SAMPIT – Tiga calon penumpang kapal laut tujuan Surabaya harus mengurungkan perjalanan mudik dari Pelabuhan Sampit, Kabupaten Kotawaringin Timur (Kotim), setelah tiket yang mereka bawa diduga tidak terdaftar di sistem saat proses pemeriksaan keberangkatan.
Salah satu penumpang, Zainal Arifin, mengaku baru mengetahui masalah tersebut ketika hendak melakukan check-in untuk keberangkatan menggunakan kapal milik PT Dharma Lautan Utama, KM Kirana III, pada Rabu 11 Maret 2026 pukul 09.00 WIB menuju Pelabuhan Tanjung Perak Surabaya.
“Kata petugas, barcode tiketnya tidak terbaca,” ujarnya saat ditemui di Pelabuhan Sampit, Rabu 11 Maret 2026.
Ia menjelaskan tiket tersebut dibeli sekitar dua pekan lalu melalui perantara. Zainal mengaku memilih cara tersebut karena tempat tinggalnya berada di Desa Sebabi, sehingga tidak sempat membeli langsung di agen resmi di Kota Sampit.
“Saya beli kurang lebih dua minggu lalu seharga Rp480 ribu. Karena posisi saya di Desa Sebabi, jadi beli lewat teman,” katanya.
Harga tiket yang ditawarkan saat itu juga sama dengan harga resmi sehingga tidak menimbulkan kecurigaan. Ia bahkan baru pertama kali membeli tiket di luar agen resmi, karena pada perjalanan sebelumnya selalu melakukan pembelian langsung di loket resmi.

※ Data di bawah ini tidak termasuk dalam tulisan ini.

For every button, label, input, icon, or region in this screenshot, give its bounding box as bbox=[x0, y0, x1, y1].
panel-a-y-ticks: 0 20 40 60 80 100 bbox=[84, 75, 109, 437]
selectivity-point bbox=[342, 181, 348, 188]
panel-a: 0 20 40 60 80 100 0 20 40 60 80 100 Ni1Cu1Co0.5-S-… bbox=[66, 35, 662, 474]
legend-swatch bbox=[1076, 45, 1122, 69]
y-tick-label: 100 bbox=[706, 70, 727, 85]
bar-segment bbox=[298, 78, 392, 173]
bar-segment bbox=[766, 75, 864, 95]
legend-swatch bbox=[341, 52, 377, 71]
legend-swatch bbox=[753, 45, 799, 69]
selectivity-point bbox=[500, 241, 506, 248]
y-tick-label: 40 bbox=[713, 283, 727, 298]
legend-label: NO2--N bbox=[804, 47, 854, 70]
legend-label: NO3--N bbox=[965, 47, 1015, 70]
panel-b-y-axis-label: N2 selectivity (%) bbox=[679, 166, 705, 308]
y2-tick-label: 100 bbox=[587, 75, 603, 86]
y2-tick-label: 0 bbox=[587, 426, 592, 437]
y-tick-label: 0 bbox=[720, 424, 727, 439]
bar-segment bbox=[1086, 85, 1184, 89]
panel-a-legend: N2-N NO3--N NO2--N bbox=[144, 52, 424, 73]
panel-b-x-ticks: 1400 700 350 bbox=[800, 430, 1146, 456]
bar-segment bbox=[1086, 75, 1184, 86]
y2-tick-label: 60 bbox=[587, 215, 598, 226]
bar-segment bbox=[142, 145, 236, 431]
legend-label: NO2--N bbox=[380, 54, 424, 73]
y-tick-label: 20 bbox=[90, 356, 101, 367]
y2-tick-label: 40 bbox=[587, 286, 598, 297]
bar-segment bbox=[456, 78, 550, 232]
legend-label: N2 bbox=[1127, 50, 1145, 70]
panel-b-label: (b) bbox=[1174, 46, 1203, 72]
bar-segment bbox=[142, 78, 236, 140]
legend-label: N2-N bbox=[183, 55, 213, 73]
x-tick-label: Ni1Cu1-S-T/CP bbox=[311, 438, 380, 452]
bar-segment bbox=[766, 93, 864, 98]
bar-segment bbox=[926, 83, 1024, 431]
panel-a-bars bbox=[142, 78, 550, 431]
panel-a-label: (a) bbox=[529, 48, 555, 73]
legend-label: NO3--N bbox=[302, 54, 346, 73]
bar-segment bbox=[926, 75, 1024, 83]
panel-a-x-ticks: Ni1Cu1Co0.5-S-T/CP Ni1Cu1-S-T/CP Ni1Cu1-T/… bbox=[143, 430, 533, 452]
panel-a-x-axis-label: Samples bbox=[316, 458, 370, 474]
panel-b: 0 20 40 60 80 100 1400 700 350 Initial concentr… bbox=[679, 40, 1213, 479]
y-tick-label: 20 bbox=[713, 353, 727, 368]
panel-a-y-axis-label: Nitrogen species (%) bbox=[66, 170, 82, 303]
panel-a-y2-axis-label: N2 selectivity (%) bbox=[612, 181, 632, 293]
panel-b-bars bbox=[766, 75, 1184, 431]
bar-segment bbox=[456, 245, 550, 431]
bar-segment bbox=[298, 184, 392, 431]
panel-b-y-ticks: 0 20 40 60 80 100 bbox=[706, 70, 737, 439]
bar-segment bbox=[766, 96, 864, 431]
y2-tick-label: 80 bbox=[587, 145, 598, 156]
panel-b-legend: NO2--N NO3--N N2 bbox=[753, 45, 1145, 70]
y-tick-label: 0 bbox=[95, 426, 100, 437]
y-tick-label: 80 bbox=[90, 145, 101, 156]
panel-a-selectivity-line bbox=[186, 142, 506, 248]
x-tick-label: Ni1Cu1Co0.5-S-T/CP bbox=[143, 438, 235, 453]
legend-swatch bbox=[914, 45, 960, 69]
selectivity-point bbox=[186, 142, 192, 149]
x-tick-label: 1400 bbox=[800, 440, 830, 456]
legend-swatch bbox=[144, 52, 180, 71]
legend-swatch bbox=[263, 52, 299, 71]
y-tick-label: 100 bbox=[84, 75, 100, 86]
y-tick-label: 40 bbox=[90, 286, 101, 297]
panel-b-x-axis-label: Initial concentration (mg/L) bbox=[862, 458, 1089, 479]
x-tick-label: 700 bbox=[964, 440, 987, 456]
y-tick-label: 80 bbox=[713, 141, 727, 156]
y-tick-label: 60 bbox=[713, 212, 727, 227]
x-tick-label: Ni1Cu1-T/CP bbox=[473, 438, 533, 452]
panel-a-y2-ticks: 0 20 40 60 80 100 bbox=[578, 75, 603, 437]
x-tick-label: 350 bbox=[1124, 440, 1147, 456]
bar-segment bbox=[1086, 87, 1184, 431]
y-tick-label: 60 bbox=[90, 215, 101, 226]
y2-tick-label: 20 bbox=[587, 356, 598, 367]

Akibat masalah tersebut, Zainal bersama dua penumpang lainnya tidak dapat melanjutkan perjalanan sesuai jadwal keberangkatan kapal.
“Katanya tadi sudah habis waktunya, jadi tidak bisa lagi berangkat,” ucapnya.
Ia kini berusaha mencari alternatif rute perjalanan lain agar tetap bisa pulang ke kampung halaman untuk merayakan Lebaran bersama keluarga.
“Rencananya mau lewat Semarang kalau masih ada tiket,” tambahnya.
Dari informasi yang dihimpun di pelabuhan, terdapat sekitar 10 calon penumpang yang membawa tiket dengan indikasi serupa. Tujuh orang di antaranya memilih membeli tiket baru di loket resmi agar tetap dapat berangkat menggunakan kapal yang sama.